SAUDI Aramco has agreed to buy a 70% stake in SABIC for US$69.1bn. It is part of national plans to integrate and develop downstream chemicals production and fund a wider economic shift that will reduce Saudi Arabia’s reliance on oil.
Reports of a potential tie-up between the two state-owned majors first began circulating in July last year. Saudi Aramco has now confirmed it will buy the stake in SABIC from Saudi Arabia’s sovereign wealth fund (PIF), providing public money needed for the country to fund its ambitious plan called Saudi Vision 2030. This includes developing a world-leading downstream chemicals industry and mining the country’s untapped mineral wealth in a bid to reduce its self-declared dangerous addiction to oil. The PIF was supposed to secure funds from an initial public offering (IPO) of a portion of Saudi Aramco first announced in 2016, but the IPO itself has been periodically delayed with the latest estimate that it will take place by 2021.
Amin Nasser, CEO of Saudi Aramco said: “This transaction is a major step in accelerating Saudi Aramco’s transformative downstream growth strategy of integrated refining and petrochemicals.”
Saudi Aramco said the deal will help it meet plans to increase its refining capacity from 4.9m bbl/d to 8-10m bbl/d by 2030, of which 2-3m bbl/d will be converted into petrochemical products.
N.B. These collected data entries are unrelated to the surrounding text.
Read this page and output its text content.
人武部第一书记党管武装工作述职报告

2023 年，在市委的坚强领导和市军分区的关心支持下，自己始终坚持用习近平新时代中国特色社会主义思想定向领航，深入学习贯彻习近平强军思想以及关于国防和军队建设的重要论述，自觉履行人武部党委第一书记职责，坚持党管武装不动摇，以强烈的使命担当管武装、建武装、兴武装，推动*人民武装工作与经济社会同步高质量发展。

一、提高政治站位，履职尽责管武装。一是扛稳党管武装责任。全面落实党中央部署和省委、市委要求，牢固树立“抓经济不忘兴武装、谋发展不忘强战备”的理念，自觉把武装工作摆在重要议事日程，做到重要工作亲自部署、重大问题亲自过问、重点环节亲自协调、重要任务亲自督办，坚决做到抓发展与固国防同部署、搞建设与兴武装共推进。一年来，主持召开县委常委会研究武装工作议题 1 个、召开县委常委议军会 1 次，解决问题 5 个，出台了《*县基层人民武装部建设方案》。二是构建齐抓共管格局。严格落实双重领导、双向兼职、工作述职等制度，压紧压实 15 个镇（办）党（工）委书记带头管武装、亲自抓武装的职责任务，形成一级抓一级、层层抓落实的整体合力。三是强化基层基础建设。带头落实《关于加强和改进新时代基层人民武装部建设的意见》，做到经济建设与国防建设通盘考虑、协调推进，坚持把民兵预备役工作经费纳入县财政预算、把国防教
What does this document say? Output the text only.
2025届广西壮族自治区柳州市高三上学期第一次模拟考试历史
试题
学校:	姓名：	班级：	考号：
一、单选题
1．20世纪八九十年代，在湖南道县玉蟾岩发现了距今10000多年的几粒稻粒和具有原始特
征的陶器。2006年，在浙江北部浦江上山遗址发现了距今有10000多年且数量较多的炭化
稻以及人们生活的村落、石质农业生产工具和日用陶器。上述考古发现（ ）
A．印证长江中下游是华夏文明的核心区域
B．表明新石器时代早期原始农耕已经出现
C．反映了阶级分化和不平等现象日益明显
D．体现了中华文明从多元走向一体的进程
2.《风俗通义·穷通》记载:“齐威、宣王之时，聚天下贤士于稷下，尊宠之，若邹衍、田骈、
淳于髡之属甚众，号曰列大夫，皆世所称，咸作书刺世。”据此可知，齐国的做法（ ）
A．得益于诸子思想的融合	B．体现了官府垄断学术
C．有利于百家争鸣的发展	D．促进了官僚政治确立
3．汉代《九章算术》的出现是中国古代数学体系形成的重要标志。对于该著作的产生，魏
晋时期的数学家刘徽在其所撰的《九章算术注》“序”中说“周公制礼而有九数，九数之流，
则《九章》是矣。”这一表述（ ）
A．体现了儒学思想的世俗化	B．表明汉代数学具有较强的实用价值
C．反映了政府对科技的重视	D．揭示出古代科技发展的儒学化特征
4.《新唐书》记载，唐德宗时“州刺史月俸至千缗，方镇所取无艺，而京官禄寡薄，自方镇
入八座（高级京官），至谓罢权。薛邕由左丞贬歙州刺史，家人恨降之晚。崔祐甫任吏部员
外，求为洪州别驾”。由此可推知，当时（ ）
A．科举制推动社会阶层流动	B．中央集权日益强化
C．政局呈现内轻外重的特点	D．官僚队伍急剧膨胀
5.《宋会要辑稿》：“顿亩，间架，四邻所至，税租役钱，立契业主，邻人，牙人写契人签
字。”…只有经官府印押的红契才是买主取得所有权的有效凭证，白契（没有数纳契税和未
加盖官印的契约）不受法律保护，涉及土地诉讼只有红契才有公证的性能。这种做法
Saudi Aramco currently produces 17m t/y of petrochemicals compared to SABIC’s 62m t/y.
The two agreed in 2017 to work together to develop a US$20bn crude-oil-to-chemicals complex that would process 400,000 t/y of crude into 9m t/y of chemicals and base oils. The FEED for the project was awarded to KBR and a greenfield complex is expected to begin operations in Saudi Arabia in 2025.
The partners have offered little detail on the technology planned for the complex other than to say the process will involve innovative configurations with proven conversion technologies; and that it will lead to a fully-integrated petrochemical complex that generates the world’s highest proven yield conversion rate.
Commenting on the tie-up with Saudi Aramco, Yousef al-Benyan, SABIC CEO, said: “SABIC will benefit from the additional scale, technology, investment potential, and growth opportunities Saudi Aramco will bring as a global leader in integrated energy and chemicals production, while remaining focussed on meeting the needs of our customers and the creation of value for all our shareholders.”
Saudi Aramco has said it will not seek to buy the remaining 30% stake in SABIC which is publicly traded.
The deal is subject to regulatory approval and a schedule for completion has not been announced.